Mystic Seaport: The School of America and the Sea
Seascapes: Spring/Summer 2012
It has long been the mission of Mystic Seaport to attend to the broad education of its visitors and members, both young and old. Today our educational programs span kindergarten to post-graduate levels in our effort “to inspire an enduring connection to the American maritime experience.” We provide both formal and interactive educational opportunities to expose our students to elements of our maritime heritage that have helped to define what America was, is, and will become. Museums in general are particularly good at expanding learning opportunities, but Mystic Seaport is especially well equipped to provide students with programs that are participatory, immersive, and multidisciplinary and which capitalize on both the depth and breadth of collections, museum educators, and campus assets. Further, primary source material (rare these days!) is considered in context to foster deeper understanding, and thus we can broadly complement the work that is done in more traditional academic settings.

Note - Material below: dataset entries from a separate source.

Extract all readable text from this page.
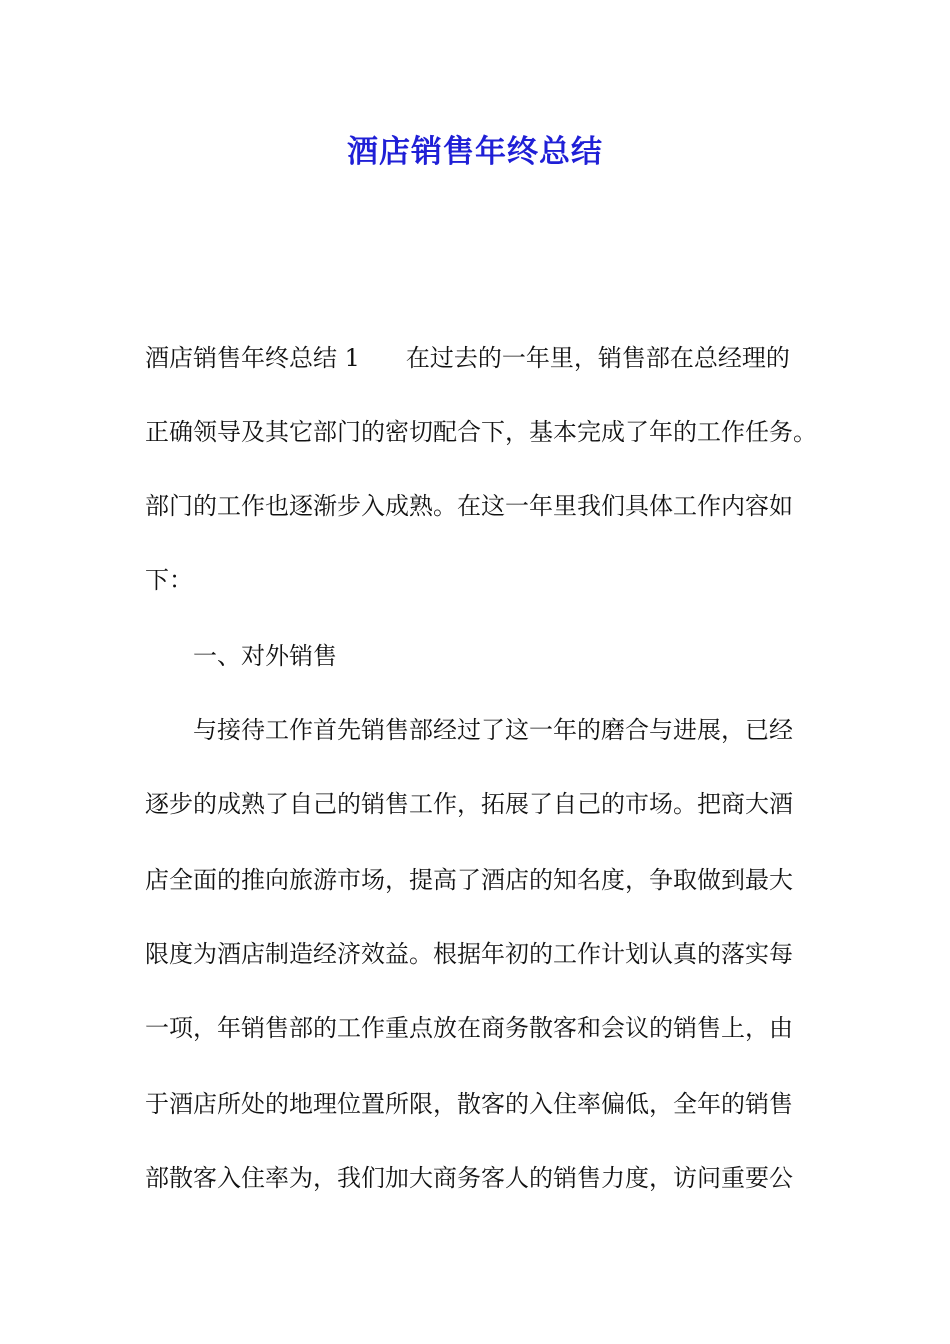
酒店销售年终总结
酒店销售年终总结 1 在过去的一年里，销售部在总经理的
正确领导及其它部门的密切配合下，基本完成了年的工作任务。
部门的工作也逐渐步入成熟。在这一年里我们具体工作内容如
下：
　　一、对外销售
　　与接待工作首先销售部经过了这一年的磨合与进展，已经
逐步的成熟了自己的销售工作，拓展了自己的市场。把商大酒
店全面的推向旅游市场，提高了酒店的知名度，争取做到最大
限度为酒店制造经济效益。根据年初的工作计划认真的落实每
一项，年销售部的工作重点放在商务散客和会议的销售上，由
于酒店所处的地理位置所限，散客的入住率偏低，全年的销售
部散客入住率为，我们加大商务客人的销售力度，访问重要公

In the 1980s, Howard Gardner presented his theory of multiple intelligences which evolved over time to include seven (and potentially two more) discernible intelligences or preferred modes for learning and expression, including spatial, linguistic, logical-mathematical, and bodily-kinesthetic. While each of us possesses all these intelligences to varying degrees, we generally prefer and find greatest success through one or two of these cognitive abilities. How fortunate we are that author H. Melville, painter J. E. Buttersworth, and yacht designer O. Stephens each found his preferred mode. But I propose for the sake of this issue (if not for the Museum itself), that Gardner omitted an important intelligence: sea intelligence. While he suggests that “naturalistic” is a potential eighth intelligence, I submit that our staff, members, and volunteers understand from personal experience the unique and powerful call of the sea, respond favorably to the motion of a vessel and the smell of the sea, and identify with that certain longing for what is over the maritime horizon. At Mystic Seaport we expose students to this sea intelligence and some take to it…. well, as a duck to water.
Quite simply, Gardner’s philosophy stresses the importance of providing individuals with opportunities to explore and learn within their preferred or dominant modality. To that end, educators and parents should work towards getting students out of the traditional classroom setting and giving them the chance to connect to their own preferred manner in which to experience the world, by exposing them to physical activities, drama, music groups, engineering activities, and, yes, maritime museums. Those who have been fortunate enough to come to the Museum to experience Ship to Shore, Williams-Mystic, apprenticeships and internships, Brilliant, Ocean Classroom Foundation programs, and Conrad Camp (to name just a few) know what I mean. Without exposure to immersive sea experiences, some might never discover a latent potential or the possibility of linking their sea intelligence with spatial intelligence and becoming a shipwright, for example.